By the time he opened his eyes, the light had returned. Or rather, light now pierced where none could before. As he opened his eyes and adjusted to the haze of brick dust, he could see that he lay on the broken edge of tiled flooring. The ground plummeted away from him, along with the entire left‐hand wall and structure. An entire portion of the asylum had collapsed.

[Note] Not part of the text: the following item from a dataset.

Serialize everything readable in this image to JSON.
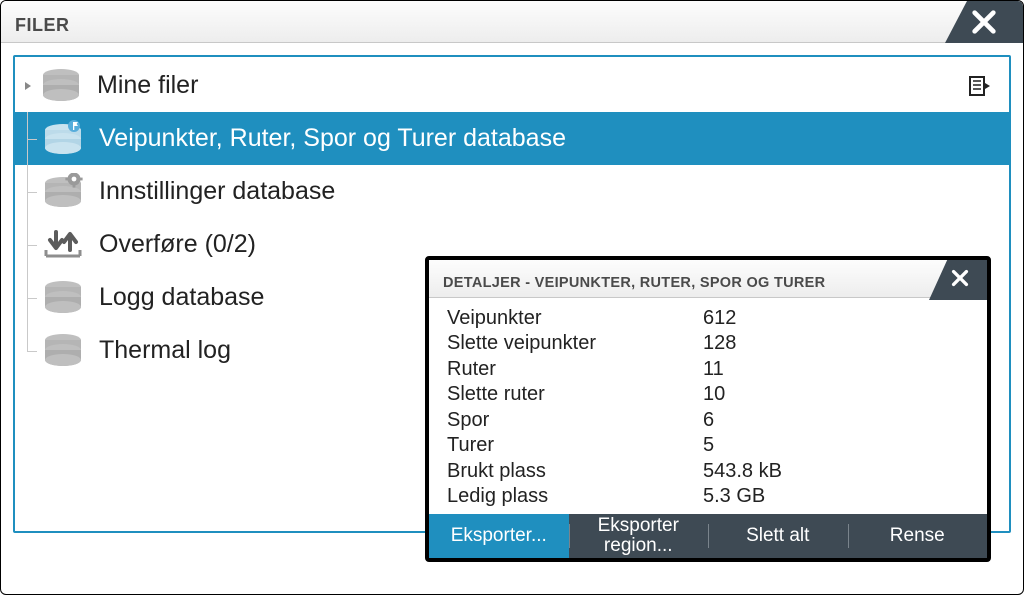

Beyond the rubble of the destroyed wing, he saw a child standing atop a stone plinth, flinging up his arms like an orchestral maestro. With one lift of his left arm, a surge of clay rose like liquid, radiating outwards with seismic tremors. With a sweep of his right wrist, a wall burst into constituent bricks. Up went both his arms in crescendo as a column of spiralling sandstone spiked from the ground to pierce through the skin of the ceiling. From behind the cover of dog‐toothed rubble, sentries of Ur as well as a formation of Plague Marines hammered him with volleys of shots. The ammunition sparked harmlessly off a bubble of kinetic force around the child. It was the most terrifying performance of telekinesis Sindul had ever witnessed.

He might have remained there, mesmerised, had a hand not dragged him away from the edge. Sindul turned, expecting to see Gumede, but found himself staring into the face of a stylised gargoyle – Barsabbas.

‘It is ever glorious to meet you,’ Sindul said, scratching his cheek.

‘No, it’s not,’ Barsabbas refuted, entirely ignorant of Sindul’s sarcasm. ‘You lie too much.’

Behind them all, the wall ruptured, silencing their exchange. They moved then, darting through the open storm of rock shrapnel and stray rounds. Barsabbas only paused to pick up a weapon, a stray bolter lying next to the body of a fallen Plague Marine. While the power armour of the corpse was unmarked, ugly wounds marked the bare flesh at its joints. The ‘monsters’ had done their work well here.

Weaving through broken remains of masonry, they left the skirmish between the inmates and their keepers behind.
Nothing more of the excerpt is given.